Any dog owner who cares for the welfare of his/her dog would not take it anywhere in public without a leash ... for its own safety! It may meet another dog and a fight could develop; it may meet someone who teases it when nobody is around and a bite results; it could chase a hare or such animal across a road and be killed by a car; or any one of a thousand other situations that happen every day. But then, I am probably through the magazine talking to those already converted - owners (a minority of course) who would let those situations develop have no real feelings for their dog or for anyone else and would not bother to read a dog magazine.

However the second case, where an even younger child had the end of her nose bitten off by a Jack Russell terrier, I have to say was carried along by the hysteria of the first mauling and by a council wanting to prove itself to a public already highly emotional from the mauling of the day before.

This was a dog on its own property that had never given any trouble. It was well cared for and loved by its owners - registered, inoculated, wormed, and lived on a fully fenced property ... the works. But there was a hole in the fence! Children being children, I am sure that many on the way home from school had poked sticks through the hole for the little dog to chew and some would even have had a tug'o'war with the sticks through the hole. Some may even have fed it the remains of their school lunch through that hole. Whatever had gone on, the little dog would have learned that what came through that hole from kids was always food or a tug game. Then one day what came through the hole was the nose of a four-year-old!
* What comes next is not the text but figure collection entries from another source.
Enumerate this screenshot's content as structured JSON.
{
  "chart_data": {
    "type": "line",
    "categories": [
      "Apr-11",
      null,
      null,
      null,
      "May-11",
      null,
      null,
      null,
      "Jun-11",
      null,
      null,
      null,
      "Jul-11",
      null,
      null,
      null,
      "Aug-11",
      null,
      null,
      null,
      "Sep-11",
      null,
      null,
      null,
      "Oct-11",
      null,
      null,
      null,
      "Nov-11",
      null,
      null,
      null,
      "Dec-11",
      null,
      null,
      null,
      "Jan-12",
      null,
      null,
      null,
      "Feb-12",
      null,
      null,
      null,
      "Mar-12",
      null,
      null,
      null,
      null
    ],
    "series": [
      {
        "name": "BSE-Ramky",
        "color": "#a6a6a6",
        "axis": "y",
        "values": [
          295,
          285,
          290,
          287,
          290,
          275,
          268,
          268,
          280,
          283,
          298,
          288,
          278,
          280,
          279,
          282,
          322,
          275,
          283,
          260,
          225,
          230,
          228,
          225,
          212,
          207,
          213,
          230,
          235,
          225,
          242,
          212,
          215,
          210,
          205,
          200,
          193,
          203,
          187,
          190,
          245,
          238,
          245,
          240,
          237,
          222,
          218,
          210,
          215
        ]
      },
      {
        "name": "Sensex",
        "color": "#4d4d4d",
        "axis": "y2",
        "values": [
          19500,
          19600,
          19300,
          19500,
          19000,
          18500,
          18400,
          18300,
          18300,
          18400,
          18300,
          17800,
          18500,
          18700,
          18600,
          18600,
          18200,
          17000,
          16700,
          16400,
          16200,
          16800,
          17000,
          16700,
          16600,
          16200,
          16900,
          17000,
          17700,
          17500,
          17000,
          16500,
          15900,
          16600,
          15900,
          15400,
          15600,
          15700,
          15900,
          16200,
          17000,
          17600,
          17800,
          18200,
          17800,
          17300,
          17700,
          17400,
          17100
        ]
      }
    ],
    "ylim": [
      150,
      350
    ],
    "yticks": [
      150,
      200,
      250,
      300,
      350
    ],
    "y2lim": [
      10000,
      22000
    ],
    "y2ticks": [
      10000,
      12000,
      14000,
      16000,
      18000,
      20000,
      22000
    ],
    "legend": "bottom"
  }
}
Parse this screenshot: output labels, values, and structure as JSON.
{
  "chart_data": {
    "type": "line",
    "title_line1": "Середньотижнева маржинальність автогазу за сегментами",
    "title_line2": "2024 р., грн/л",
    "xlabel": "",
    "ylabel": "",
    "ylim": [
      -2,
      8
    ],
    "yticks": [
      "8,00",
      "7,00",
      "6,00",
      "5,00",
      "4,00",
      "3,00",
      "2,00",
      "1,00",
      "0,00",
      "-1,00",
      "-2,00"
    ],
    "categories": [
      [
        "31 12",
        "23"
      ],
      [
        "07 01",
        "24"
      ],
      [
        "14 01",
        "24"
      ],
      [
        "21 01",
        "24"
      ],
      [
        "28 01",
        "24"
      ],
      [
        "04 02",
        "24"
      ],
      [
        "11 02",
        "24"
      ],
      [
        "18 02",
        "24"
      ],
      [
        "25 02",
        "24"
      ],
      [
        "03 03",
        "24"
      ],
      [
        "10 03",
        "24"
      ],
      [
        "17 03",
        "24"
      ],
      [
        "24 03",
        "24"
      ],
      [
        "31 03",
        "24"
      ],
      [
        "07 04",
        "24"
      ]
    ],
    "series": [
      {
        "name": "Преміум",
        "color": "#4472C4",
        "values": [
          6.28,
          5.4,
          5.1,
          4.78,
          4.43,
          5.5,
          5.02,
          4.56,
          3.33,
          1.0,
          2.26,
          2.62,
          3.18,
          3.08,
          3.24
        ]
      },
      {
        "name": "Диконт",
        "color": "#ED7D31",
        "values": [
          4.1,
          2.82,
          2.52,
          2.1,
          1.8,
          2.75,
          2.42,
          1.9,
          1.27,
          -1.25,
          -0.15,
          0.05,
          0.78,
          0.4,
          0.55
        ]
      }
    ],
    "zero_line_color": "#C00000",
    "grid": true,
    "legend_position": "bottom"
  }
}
The council acted with speed and heavy-handed authority, taking the little dog and killing it so quickly that the owners scarcely had time to recover from the shock of the accident (and incidentally, have the owners had any victim support ... I am quite sure that they miss their little companion dreadfully and feel nothing but animosity towards the council. Were they offered any options, or could they perhaps not afford to take the council to court to prove the dog's innocence?).

While I am very sorry for the little girl, I have to say: "What was a four-year-old doing wandering the streets on her own, unsupervised? If a parent had been with her the whole incident would not have happened (well, would you let your own four-year-old poke her nose through holes in fences as you walked along the footpath?).

There could have been anything behind the fence when her nose was poked through - the garden could have had a potent spray trained on a plant in the vicinity and the girl's lungs and throat could have been damaged; a cat playing in the yard could have caused almost the same damage; another child could have been on the other side, throwing stones at the hole in which case the nose could have been broken; and isn't it significant that in none of these other cases would anyone (not even the cat) be held responsible!

The death of that little dog was a direct result of an emotion-charged council's heavy-handedness, parental stupidity, and probably the owners being in too shocked a state to say to pushy, authoritarian dog control people "No, I will not surrender my dog to you until it has had its day in court - I advise you to set a date for the case"! In no way should a dog ever be destroyed without its case being heard in a court of law (and each case MUST be considered on its merit, not by some council-paid judge who states that he is unable to change council judgments and protocols as one in that same city, Christchurch, has said - why bother to go through the motions of such a case for heavens sake!).

Auckland council, being hugely more progressive, proactive and in tune with the new millennium, has a "dog day" in court every month and any destruction orders must come from proceedings there - after all parties have had time to think logically. Christchurch could perhaps try to catch up with the times or it may find itself regarded as a "lagging, backwater town".